In the wilderness

Was forced to send my excuse to the Duke of York for my not attending him with my fellows this day because of my cold, and was the less troubled because I was thereby out of the way to offer my proposals about Pursers till the Surveyor hath delivered his notions, which he is to do to-day about something he has to offer relating to the Navy in general, which I would be glad to see and peruse before I offer what I have to say.
So lay long in bed, and then up and to my office, and so to dinner, and then, though I could not speak, yet I went with my wife and girls to the King’s playhouse, to shew them that, and there saw “The Faithfull Shepherdesse.” But, Lord! what an empty house, there not being, as I could tell the people, so many as to make up above 10l. in the whole house!

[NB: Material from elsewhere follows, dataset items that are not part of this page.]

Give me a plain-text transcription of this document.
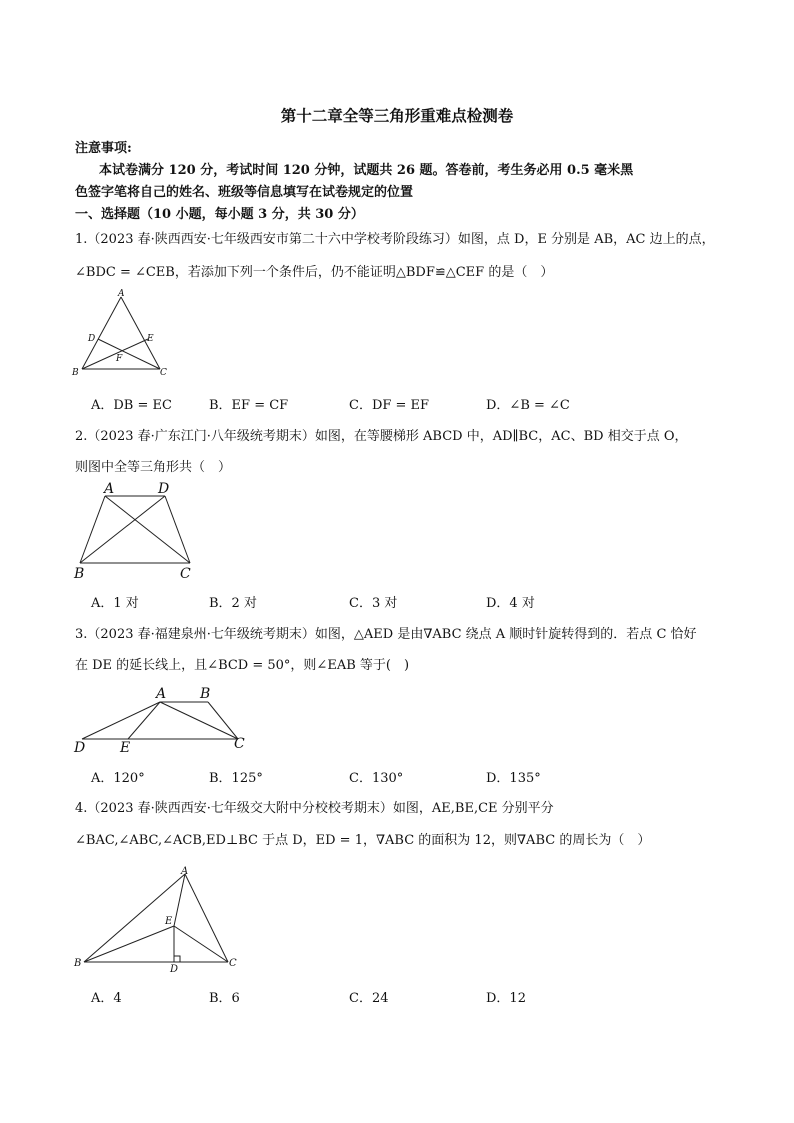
第十二章全等三角形重难点检测卷
注意事项:
本试卷满分 120 分，考试时间 120 分钟，试题共 26 题。答卷前，考生务必用 0.5 毫米黑
色签字笔将自己的姓名、班级等信息填写在试卷规定的位置
一、选择题（10 小题，每小题 3 分，共 30 分）
1.（2023 春·陕西西安·七年级西安市第二十六中学校考阶段练习）如图，点 D，E 分别是 AB，AC 边上的点，
∠BDC = ∠CEB，若添加下列一个条件后，仍不能证明△BDF≌△CEF 的是（　）
A
D	E
F
B	C
A．DB = EC	B．EF = CF	C．DF = EF	D．∠B = ∠C
2.（2023 春·广东江门·八年级统考期末）如图，在等腰梯形 ABCD 中，AD∥BC，AC、BD 相交于点 O，
则图中全等三角形共（　）
A	D
B	C
A．1 对	B．2 对	C．3 对	D．4 对
3.（2023 春·福建泉州·七年级统考期末）如图，△AED 是由∇ABC 绕点 A 顺时针旋转得到的．若点 C 恰好
在 DE 的延长线上，且∠BCD = 50°，则∠EAB 等于(　)
A B
D E	C
A．120°	B．125°	C．130°	D．135°
4.（2023 春·陕西西安·七年级交大附中分校校考期末）如图，AE,BE,CE 分别平分
∠BAC,∠ABC,∠ACB,ED⊥BC 于点 D，ED = 1，∇ABC 的面积为 12，则∇ABC 的周长为（　）
A
E
B
D
C
A．4	B．6	C．24	D．12
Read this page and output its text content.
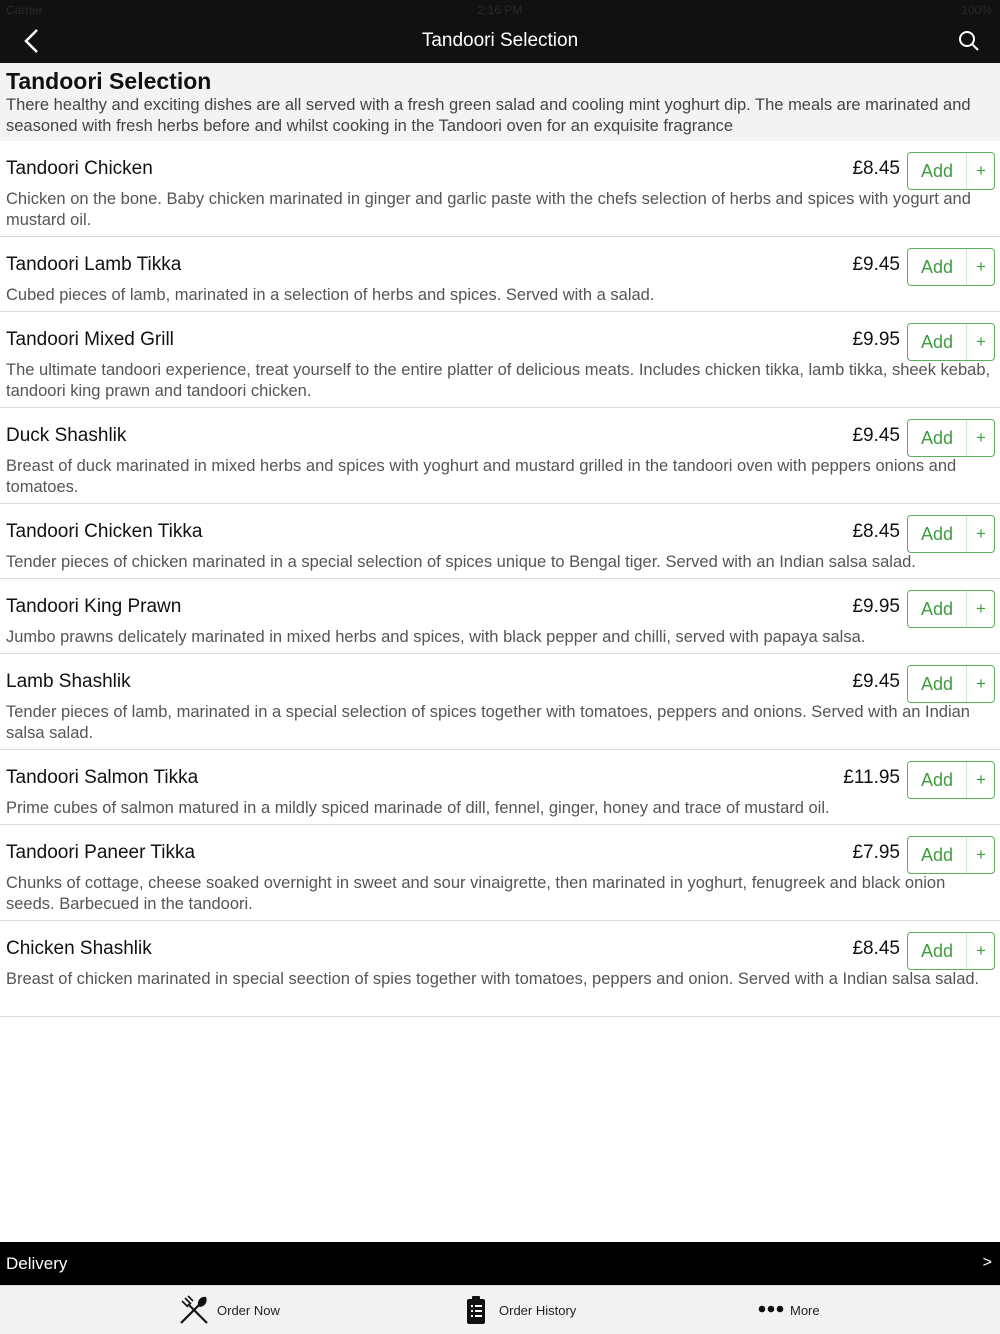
Carrier	2:16 PM	100%
Tandoori Selection
Tandoori Selection

There healthy and exciting dishes are all served with a fresh green salad and cooling mint yoghurt dip. The meals are marinated and seasoned with fresh herbs before and whilst cooking in the Tandoori oven for an exquisite fragrance

Tandoori Chicken	£8.45	Add	+
Chicken on the bone. Baby chicken marinated in ginger and garlic paste with the chefs selection of herbs and spices with yogurt and mustard oil.
Tandoori Lamb Tikka	£9.45	Add	+
Cubed pieces of lamb, marinated in a selection of herbs and spices. Served with a salad.
Tandoori Mixed Grill	£9.95	Add	+
The ultimate tandoori experience, treat yourself to the entire platter of delicious meats. Includes chicken tikka, lamb tikka, sheek kebab, tandoori king prawn and tandoori chicken.
Duck Shashlik	£9.45	Add	+
Breast of duck marinated in mixed herbs and spices with yoghurt and mustard grilled in the tandoori oven with peppers onions and tomatoes.
Tandoori Chicken Tikka	£8.45	Add	+
Tender pieces of chicken marinated in a special selection of spices unique to Bengal tiger. Served with an Indian salsa salad.
Tandoori King Prawn	£9.95	Add	+
Jumbo prawns delicately marinated in mixed herbs and spices, with black pepper and chilli, served with papaya salsa.
Lamb Shashlik	£9.45	Add	+
Tender pieces of lamb, marinated in a special selection of spices together with tomatoes, peppers and onions. Served with an Indian salsa salad.
Tandoori Salmon Tikka	£11.95	Add	+
Prime cubes of salmon matured in a mildly spiced marinade of dill, fennel, ginger, honey and trace of mustard oil.
Tandoori Paneer Tikka	£7.95	Add	+
Chunks of cottage, cheese soaked overnight in sweet and sour vinaigrette, then marinated in yoghurt, fenugreek and black onion seeds. Barbecued in the tandoori.
Chicken Shashlik	£8.45	Add	+
Breast of chicken marinated in special seection of spies together with tomatoes, peppers and onion. Served with a Indian salsa salad.
Delivery	>
Order Now	Order History	More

The being of a new play at the other house, I suppose, being the cause, though it be so silly a play that I wonder how there should be enough people to go thither two days together, and not leave more to fill this house. The emptiness of the house took away our pleasure a great deal, though I liked it the better; for that I plainly discern the musick is the better, by how much the house the emptier.
Thence home, and again to W. Hewer’s, and had a pretty little treat, and spent an hour or two, my voice being wholly taken away with my cold, and so home and to bed.

I offer my notions up
to the peak

that faith empty though it be
should be enough to fill us

emptiness like
a plain music

my voice wholly
taken away

Erasure poem derived from The Diary of Samuel Pepys, Friday 26 February 1669.